Yaydan çıkan ok geri dönmezmiş. Hal böyle olunca ağızdan çıkan kulak duysa ne duymasa ne...
Ok yaydan çıktıktan sonra büyük ihtimalle hedefe varır. Sapsa bile hasar açar. Önemli olan oku yaydan hayra fırlatmak. Hasar açmak, can almak değil de belki can kurtarmak, devlet, millet, din kurtarmak, namus kurtarmak için yani. O söz vardırya; "ağızdan çıkanı kulağın duysun" diye. Bu söz, aslında yaydan çıkan ok misali. Yani ağzımızdan çıkanı kulağımız duysa ne faydası var duyulmayacak, kulağı tırmalayacak ya da yara açacak sözleri sarf edecek olduktan sonra. Kulak duyunca zaten olan oluyor.

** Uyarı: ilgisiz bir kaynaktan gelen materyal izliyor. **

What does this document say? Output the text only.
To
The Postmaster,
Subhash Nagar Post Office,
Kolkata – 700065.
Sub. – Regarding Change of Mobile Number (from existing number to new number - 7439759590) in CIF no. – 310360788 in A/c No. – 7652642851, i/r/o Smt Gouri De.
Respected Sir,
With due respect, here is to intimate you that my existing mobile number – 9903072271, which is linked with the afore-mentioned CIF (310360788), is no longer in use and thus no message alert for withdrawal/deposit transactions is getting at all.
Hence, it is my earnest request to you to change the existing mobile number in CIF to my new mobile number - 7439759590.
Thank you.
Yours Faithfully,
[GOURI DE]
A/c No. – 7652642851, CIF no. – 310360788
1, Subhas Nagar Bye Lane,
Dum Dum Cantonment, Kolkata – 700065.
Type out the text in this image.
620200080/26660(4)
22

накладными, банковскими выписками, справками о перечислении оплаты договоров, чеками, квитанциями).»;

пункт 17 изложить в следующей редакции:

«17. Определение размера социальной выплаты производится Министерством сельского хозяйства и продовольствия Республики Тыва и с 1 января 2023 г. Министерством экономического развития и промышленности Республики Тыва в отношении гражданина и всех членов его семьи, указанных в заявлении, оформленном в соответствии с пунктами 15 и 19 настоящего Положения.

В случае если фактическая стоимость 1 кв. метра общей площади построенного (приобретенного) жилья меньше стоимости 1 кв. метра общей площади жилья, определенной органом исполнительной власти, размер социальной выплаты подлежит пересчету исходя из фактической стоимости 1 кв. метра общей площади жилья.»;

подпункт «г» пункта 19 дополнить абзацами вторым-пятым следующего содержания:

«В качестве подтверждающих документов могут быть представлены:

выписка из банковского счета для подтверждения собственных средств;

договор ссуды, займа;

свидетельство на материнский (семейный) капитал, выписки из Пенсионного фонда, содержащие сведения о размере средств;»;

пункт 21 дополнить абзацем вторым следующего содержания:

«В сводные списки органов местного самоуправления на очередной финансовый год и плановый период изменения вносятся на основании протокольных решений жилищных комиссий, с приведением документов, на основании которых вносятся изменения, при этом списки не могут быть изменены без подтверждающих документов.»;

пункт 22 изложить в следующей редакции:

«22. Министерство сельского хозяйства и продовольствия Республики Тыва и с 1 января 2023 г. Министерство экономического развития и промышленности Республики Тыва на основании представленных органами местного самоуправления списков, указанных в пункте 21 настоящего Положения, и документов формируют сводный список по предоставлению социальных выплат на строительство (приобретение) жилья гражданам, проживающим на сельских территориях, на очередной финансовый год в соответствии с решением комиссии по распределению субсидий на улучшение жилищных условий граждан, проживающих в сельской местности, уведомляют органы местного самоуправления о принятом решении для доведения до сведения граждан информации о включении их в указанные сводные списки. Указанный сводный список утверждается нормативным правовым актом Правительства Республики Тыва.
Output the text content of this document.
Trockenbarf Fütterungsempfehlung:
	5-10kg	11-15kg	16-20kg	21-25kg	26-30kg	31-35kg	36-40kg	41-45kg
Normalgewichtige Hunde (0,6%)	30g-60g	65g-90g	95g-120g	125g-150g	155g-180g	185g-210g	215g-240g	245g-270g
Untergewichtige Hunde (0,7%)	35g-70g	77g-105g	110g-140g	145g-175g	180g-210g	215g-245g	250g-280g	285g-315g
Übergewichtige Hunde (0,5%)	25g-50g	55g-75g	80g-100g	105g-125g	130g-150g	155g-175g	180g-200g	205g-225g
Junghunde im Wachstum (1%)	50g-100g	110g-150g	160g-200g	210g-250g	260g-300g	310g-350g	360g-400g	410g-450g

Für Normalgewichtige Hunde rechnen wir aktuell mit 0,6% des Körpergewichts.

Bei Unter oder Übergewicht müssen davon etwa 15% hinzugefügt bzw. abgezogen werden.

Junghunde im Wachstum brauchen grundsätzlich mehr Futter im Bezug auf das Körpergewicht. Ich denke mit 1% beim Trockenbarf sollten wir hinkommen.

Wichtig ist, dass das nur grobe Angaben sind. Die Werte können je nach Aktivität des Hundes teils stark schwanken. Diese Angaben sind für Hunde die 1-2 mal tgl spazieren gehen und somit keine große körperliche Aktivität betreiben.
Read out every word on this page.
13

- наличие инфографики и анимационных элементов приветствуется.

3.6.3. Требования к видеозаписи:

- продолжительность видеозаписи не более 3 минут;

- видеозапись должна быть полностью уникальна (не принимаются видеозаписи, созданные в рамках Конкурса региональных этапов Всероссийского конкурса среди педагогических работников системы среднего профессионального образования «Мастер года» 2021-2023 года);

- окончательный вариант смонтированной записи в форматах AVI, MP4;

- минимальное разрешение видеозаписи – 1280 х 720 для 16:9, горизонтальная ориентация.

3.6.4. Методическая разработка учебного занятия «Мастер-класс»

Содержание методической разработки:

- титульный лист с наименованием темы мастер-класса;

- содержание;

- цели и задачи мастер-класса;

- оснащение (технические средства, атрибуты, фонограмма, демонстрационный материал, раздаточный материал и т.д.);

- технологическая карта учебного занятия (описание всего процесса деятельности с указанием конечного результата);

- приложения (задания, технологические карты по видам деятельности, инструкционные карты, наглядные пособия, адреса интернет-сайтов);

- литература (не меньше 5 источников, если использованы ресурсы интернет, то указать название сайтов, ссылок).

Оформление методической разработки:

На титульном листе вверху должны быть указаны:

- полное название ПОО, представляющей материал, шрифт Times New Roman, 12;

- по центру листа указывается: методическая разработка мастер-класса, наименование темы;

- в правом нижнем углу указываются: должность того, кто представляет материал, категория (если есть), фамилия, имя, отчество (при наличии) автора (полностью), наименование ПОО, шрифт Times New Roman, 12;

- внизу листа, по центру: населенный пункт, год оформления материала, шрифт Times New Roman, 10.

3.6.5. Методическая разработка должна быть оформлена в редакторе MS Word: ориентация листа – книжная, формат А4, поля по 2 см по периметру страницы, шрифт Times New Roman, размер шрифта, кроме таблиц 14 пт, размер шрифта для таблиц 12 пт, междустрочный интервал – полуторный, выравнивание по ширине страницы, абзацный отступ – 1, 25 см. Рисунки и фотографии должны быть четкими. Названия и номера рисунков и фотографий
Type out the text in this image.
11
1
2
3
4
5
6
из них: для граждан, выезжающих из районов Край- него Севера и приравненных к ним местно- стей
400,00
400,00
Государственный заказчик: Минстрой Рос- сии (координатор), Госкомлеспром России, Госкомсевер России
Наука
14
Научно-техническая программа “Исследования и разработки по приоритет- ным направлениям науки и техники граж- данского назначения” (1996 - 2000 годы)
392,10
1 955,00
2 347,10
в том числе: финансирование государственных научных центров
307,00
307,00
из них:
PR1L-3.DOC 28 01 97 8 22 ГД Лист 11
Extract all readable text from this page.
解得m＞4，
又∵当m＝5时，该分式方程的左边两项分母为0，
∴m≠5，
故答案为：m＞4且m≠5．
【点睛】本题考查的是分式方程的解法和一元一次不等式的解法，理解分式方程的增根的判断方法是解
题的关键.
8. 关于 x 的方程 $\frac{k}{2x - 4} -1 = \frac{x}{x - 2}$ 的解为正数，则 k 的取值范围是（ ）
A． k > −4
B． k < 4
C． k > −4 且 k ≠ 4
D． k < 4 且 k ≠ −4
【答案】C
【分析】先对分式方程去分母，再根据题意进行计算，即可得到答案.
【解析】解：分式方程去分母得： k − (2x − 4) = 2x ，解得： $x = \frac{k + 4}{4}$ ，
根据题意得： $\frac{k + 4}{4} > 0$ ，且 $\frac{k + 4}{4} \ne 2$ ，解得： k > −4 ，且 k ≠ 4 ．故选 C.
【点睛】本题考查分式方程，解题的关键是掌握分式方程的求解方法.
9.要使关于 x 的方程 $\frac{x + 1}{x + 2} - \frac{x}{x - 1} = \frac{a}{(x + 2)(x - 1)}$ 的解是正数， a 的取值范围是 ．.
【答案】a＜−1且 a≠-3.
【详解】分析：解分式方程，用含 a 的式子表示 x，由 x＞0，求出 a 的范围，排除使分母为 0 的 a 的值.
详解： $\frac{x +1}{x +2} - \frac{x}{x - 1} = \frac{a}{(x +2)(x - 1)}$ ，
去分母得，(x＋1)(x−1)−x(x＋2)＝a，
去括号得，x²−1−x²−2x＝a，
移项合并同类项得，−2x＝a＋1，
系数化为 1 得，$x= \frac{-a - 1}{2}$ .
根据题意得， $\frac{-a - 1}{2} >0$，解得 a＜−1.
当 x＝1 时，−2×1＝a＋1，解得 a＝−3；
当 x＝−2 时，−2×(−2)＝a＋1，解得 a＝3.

Kulak yerine ağzımızdan çıkacak olanı kalbimiz duymalı. Yoksa zaten yaydan atılan okun misali, ne geri gelir ne de hasar açmasının önüne geçilir. Bi defa yaydan çıkmışsa, ağız bir defa sözü söylemişse kulak duysa da artık olan olmuştur. Burada kritik olan kalbimiz ile o sözü duymalyız. Bu da içten, insanın sadece kendisinin duyacağı bir ses tonunda söylenmekle mümkün.
Kalbin çek etmediği sözleri söyleyen dudaklar, birçok kalbi yaralayabilir. Hatta telafisiz hasarlar açabilir. Şarkılara konu olmuş 'dil yara'ları da budur işte. Hal böyle olunca ağızdan çıkanı kulak duysa ne yazar. Bugün kalburüstü insanların bulunduğu milletin en saygın ve seviyeli kurumu olan Millet Meclisi'nde bile ne sözler sarf edilmektedir. Oysa ağızdan çıkanı kulağın duyması yerine, henüz söylenmeden kalbin duyması mümkün olsaydı, belki durumun önüne geçilebilirdi ancak burda da şu soru akla gelebilir; 'hangi kalp?'. Bu noktada kişinin temiz ve karşıdakini kendi gibi görecek bir kalbe sahip olması da iktiza eder. Malum her kan pompası olanın kalbi var diye nitelenmeyeceğini türlü tecrübelerle ve şahıslarla gördük ömrümüzde.
Ağızdan çıkanı kulak duymasın, ondan önce kalp bu ağızdan çıkanı çıkmadan duysun. Duysun ki bu ağızdan çıkan söz oklan durulsun.